I wholeheartedly thank my mentors, Dr. Sybren Stüvel and Dr. Howard Trickey, for their patience, code review, and constant guidance. I also thank Jacques Lucke for reviewing the code throughout the project and extending functionalities in the master branch needed for the project.

Introduction

The project aimed at improving import/export time of 3D file formats: PLY and STL by rewriting them in C++. The goals were adjusted at the beginning of the program to prioritize Wavefront OBJ since it supports more features.

Status

Wavefront OBJ (and material library, MTL) exporter and importer work like a replacement of the older one. I could not work on PLY and STL, unfortunately. I will work on them in the coming months.

Code structure

Detailed information can be found in the design docs, so here's a broad overview of the code structure.
source/blender/editors/io_obj.c has the operator definition and file browser UI drawing code. The C-interface is in source/blender/io/wavefront/IO_wavefront_obj.h. The implementation is in the source/blender/io/wavefront/intern directory.

Comments

These are a few comments I thought are worth mentioning.

Significant speed gains came directly by virtue of language and making fewer memory allocations. However, some modifications that gave speedup were:

  • Use std::fprintf instead of std::ofstream to write the files. The former was consistently about 40-50% faster for writing the same file. reference: week 2
  • Fetching data at the time of writing, instead of storing it in lists (and duplicating the scene in memory). My inital concern was that adding more tasks in the way of writing could be slow. But profiling showed that the time was actually saved by removing the large memory allocations. reference: week 3
  • Use std::stof/ std::stoi for converting strings to numbers instead of >>. While the latter is convenient and safe, it's slow due to the same reasons. reference: week 7
  • Avoided BMesh. It's slightly easier to create vertices using a BMesh, but the downsides were: more memory usage, slow creation & slow conversion to Mesh. reference: week 7
  • Minimise string allocations and operations by using blender::StringRef instead of creating new strings (for e.g. in splitting a line into components). reference: week 10.

For profiling, Instruments.app was used. It comes bundled with Xcode and is easy to use. Other tools that I tried are: gperftools, dtrace with Flamegraph (script: P1161), py-spy for python scripts.

Advice I'd give to my past self

  • Try to make reasonable time estimates for milestones. At first, plans may go wrong, and one may find oneself not meeting deadlines. But with time, as one gets more familiar with the codebase, estimates improve.
  • Discuss the design before implementing it. Refactoring will be a time sink later on.

Comparisons

The following tables note the time taken by wm_fileselect_handler_do which is the last common function for both the old and new implementations before the code path diverges. The time taken by the user to select the file is not added to this function.
Enabled export settings: write materials, write normals, write UV coordinates.
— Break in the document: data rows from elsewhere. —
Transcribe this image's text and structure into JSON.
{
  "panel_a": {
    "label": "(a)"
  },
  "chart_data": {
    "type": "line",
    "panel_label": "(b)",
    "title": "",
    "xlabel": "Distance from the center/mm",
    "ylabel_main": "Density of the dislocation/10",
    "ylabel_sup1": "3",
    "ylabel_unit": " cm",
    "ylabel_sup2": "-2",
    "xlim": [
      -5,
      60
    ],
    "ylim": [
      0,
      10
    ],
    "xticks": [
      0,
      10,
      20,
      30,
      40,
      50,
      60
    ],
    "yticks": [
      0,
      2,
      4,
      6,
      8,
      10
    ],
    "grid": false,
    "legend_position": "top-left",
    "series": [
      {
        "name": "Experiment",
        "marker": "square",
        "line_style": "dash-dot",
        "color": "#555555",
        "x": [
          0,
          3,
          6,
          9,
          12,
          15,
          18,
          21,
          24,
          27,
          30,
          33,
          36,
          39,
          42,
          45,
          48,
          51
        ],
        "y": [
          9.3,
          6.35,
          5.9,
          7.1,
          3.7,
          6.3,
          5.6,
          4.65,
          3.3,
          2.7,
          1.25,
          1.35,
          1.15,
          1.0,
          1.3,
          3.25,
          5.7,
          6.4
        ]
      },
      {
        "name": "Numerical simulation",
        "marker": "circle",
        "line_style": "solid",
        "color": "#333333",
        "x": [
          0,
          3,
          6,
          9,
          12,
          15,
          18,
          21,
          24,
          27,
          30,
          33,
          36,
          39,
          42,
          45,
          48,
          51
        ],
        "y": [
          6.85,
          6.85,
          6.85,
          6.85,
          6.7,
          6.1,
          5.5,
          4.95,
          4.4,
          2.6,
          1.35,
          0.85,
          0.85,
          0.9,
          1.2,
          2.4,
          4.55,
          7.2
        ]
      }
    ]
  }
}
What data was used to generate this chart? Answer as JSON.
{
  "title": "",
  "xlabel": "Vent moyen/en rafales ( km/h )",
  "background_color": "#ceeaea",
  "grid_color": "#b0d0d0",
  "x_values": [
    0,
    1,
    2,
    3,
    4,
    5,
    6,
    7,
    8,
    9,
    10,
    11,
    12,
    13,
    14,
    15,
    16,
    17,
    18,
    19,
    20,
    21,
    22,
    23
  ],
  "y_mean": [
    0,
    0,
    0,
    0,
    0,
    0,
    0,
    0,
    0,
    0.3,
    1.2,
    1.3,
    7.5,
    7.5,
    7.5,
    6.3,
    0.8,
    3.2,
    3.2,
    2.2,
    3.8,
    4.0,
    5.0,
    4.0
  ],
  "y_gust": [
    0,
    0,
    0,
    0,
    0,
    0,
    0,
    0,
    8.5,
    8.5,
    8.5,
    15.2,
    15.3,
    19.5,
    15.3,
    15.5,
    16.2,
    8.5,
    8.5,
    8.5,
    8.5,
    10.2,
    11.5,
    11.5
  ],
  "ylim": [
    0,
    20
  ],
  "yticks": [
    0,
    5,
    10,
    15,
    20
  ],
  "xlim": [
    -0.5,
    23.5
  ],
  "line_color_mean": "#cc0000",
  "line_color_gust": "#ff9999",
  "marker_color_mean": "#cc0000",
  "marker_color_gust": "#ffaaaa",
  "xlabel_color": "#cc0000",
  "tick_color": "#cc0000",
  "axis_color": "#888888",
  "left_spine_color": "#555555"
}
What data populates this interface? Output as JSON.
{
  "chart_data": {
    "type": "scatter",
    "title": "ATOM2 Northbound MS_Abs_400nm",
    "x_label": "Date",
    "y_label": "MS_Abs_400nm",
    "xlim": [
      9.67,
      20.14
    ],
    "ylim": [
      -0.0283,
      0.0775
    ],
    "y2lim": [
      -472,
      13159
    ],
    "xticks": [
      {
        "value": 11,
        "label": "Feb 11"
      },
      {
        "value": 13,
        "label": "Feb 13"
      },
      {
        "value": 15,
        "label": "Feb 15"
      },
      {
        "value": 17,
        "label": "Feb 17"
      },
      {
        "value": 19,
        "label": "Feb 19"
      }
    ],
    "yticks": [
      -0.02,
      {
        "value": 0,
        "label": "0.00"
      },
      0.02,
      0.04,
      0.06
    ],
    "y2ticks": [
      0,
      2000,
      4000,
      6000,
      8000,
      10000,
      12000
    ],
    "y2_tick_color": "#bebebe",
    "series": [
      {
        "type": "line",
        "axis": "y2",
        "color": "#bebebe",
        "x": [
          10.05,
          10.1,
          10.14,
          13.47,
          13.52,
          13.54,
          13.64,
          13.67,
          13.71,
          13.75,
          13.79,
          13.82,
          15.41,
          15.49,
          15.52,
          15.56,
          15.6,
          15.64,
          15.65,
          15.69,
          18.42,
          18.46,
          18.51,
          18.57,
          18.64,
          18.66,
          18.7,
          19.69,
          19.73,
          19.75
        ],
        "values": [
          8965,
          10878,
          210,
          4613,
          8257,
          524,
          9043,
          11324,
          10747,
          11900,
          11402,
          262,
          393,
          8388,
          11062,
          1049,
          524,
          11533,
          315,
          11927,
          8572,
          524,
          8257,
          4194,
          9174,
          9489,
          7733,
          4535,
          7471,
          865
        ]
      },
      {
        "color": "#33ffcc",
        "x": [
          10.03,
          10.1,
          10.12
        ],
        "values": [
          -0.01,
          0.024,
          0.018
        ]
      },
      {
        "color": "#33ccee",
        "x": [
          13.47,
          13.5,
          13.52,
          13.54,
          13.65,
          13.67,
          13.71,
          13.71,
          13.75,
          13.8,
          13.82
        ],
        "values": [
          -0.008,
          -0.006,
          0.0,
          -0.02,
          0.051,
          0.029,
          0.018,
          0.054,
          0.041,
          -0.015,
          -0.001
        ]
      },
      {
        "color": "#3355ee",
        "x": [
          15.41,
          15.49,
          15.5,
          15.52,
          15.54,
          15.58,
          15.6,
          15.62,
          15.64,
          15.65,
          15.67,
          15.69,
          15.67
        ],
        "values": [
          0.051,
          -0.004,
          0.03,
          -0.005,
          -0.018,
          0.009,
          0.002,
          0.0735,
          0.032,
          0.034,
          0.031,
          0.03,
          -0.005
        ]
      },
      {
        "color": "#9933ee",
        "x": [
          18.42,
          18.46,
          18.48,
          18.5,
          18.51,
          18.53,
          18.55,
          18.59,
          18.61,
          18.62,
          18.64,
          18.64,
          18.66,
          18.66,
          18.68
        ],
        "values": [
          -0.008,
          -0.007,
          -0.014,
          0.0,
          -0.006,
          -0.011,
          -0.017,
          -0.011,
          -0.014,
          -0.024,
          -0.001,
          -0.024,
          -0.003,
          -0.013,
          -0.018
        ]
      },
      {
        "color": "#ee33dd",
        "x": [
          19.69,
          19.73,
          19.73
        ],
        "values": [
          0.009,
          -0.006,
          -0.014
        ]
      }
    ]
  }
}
Default cube + 9 subdivision
surface levels. (triangulated faces)
File Size (MB) Time Old (s) Time New (s) Speed-up
Import 365 101 15 6.7X
Export 365 132 14 9.4X
Default Cylinder: 2038 copies.
(non-triangulated faces)
File Size (MB) Time Old (s) Time New (s) Speed-up
Import 20 84.6 1.5 56x
Export 20 12.3 .9 13x

Future work

  • As mentioned above, PLY and STL are pending.
  • Currently the MTL exporter and importers have their classes for nodetree operations. The importer uses ShaderNodetreeWrap class to create a nodetree from materials in MTL file. The exporter uses MaterialWrap class to traverse an Object's nodetree and extract the data for MTL file. It would be good to extend them for any other writer/reader that operates on material data. On the python side, node_shader_utils.py provides such an utility.
  • All the three file formats have shared functionality that would be good to extract in source/blender/io/common to reduce code duplication. For e.g: exporters need to obtain object names, vertex coordinates, total number of elements etc. Similarly for the importer, if coordinates are stored in flat lists, mesh creation code would be the same.
  • ngon_tessellate, which was blatantly ported from mesh_utils.py to mesh_utils.cc, can be improved further to be generic. Currently, the way it accepts arguments and returns values is tightly governed by the OBJ importer.
  • Support more options for NURBS curves and surfaces. This is hindered in part by the lenient file format specification, e.g., some implementations use vp instead of v for vertex coordinates, curv2 instead of curv etc.